Spectroscopic Signature of Local Alloy Fluctuations in InGaN/GaN Multi-Quantum-Disk Light Emitting Diode Heterostructures and Its Impact on the Optical Performance

TL;DR

This study investigates how local alloy fluctuations in InGaN/GaN multi-quantum-disk LEDs affect their optical performance, revealing that alloy homogeneity improves luminescence properties and carrier localization behavior.

Contribution

It provides new insights into the relationship between alloy composition uniformity and optical performance in InGaN/GaN LEDs.

Findings

Samples with homogeneous alloys show no S-shaped luminescence shift.

Inhomogeneous samples exhibit typical S-shaped temperature dependence.
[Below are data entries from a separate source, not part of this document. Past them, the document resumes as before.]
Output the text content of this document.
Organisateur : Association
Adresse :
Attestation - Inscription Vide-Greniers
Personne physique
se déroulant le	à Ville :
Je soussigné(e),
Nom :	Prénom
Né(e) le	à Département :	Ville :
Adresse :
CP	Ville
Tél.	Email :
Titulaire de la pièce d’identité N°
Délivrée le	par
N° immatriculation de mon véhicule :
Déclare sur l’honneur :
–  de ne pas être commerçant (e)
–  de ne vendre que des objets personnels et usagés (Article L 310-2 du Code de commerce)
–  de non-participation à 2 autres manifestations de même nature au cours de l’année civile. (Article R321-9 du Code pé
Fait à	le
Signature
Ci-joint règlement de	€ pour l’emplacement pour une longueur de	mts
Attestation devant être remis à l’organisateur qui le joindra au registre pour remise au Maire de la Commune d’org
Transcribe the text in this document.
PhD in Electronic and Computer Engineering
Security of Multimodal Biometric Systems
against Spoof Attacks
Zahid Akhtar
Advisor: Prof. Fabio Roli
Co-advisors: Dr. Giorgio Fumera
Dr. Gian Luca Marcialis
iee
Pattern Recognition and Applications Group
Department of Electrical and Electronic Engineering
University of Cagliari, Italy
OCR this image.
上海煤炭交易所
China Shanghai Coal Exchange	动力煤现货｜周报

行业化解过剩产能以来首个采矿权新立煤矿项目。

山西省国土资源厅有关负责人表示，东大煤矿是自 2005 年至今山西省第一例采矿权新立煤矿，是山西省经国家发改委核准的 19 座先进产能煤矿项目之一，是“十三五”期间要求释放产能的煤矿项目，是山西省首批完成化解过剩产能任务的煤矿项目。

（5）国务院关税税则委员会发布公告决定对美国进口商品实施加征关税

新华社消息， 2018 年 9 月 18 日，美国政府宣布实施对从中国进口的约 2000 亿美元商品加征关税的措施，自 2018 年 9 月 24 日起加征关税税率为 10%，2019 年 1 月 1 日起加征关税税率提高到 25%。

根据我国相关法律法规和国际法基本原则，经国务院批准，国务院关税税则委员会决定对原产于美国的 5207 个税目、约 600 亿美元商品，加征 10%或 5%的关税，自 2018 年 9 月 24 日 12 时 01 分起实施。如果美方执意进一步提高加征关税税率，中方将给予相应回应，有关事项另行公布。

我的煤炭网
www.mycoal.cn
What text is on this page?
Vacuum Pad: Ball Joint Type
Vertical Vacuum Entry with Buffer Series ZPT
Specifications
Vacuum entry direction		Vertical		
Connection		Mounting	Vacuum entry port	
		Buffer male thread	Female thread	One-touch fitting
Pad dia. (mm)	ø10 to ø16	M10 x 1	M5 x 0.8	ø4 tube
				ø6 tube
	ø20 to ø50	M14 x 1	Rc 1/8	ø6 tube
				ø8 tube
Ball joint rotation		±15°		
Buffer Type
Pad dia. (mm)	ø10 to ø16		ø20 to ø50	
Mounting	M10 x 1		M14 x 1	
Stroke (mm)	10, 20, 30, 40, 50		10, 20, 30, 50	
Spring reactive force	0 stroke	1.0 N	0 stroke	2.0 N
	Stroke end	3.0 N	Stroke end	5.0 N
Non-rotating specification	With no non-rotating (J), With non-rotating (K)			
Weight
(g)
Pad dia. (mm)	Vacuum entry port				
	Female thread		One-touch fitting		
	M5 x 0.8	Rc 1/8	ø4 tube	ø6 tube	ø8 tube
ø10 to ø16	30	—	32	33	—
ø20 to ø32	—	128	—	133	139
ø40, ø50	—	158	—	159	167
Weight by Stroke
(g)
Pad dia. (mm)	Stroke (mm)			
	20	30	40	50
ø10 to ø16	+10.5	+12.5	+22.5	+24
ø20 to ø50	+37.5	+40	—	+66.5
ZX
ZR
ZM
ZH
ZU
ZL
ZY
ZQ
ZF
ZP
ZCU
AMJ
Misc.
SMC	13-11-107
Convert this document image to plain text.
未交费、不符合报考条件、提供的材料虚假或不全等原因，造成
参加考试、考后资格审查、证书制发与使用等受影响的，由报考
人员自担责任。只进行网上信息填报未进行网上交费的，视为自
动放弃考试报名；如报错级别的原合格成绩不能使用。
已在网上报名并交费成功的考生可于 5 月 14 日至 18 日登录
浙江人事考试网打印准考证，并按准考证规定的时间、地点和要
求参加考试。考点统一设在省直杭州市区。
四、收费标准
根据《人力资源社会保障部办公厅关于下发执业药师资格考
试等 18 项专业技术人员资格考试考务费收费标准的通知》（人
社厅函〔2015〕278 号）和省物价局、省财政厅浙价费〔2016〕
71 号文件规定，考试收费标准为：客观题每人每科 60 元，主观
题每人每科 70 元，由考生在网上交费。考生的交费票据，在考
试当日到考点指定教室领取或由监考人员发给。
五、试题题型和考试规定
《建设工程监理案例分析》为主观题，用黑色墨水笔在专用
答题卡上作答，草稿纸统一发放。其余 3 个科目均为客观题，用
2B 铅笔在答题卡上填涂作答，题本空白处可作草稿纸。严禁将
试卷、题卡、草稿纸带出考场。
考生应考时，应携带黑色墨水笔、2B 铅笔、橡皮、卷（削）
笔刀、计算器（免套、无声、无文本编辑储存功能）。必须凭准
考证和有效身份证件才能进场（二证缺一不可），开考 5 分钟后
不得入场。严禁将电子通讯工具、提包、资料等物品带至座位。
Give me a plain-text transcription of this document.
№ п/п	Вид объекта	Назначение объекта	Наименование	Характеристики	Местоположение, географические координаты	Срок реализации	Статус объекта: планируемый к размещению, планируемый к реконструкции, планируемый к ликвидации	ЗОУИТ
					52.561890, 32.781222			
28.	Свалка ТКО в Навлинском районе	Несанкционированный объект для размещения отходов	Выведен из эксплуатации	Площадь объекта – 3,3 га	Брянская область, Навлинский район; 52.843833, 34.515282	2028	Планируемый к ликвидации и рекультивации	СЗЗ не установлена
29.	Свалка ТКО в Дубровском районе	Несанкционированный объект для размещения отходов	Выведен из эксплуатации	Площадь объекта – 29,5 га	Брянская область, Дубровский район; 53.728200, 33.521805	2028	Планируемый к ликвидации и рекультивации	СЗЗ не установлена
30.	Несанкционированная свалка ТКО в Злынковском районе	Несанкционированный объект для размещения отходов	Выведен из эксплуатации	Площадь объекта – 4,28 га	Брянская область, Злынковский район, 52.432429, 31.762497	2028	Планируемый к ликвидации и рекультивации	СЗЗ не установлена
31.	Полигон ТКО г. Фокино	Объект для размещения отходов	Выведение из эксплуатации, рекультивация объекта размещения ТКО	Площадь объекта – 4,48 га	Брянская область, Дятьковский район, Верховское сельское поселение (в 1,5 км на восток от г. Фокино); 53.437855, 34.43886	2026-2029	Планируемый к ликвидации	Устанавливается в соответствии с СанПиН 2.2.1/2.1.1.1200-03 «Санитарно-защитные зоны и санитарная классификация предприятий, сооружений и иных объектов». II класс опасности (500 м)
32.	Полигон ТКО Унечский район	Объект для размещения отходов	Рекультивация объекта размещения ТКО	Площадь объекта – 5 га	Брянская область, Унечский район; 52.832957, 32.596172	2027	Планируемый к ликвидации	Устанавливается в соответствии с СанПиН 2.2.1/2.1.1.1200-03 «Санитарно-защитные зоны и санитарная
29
Optical properties are superior in samples with more uniform alloy composition.

Abstract

Inhomogeneity-governed carrier localization has been investigated in three sets of InGaN/GaN multi-quantum-disk light-emitting diode (LED) structures grown by plasma-assisted molecular beam epitaxy (PAMBE) under different process conditions. A temperature-dependent study of the luminescence peak positions reveals that samples prepared under certain process conditions exhibit a thermal distribution of carriers from the localized states that show the typical S-shaped dependence in luminescence characteristics. The absence of an S-shaped nature in the other sample prepared with relatively higher In-flux infers a superior homogeneity in alloy composition. Further investigation manifested superior optical properties for the samples where the S-shape nature is found to be absent.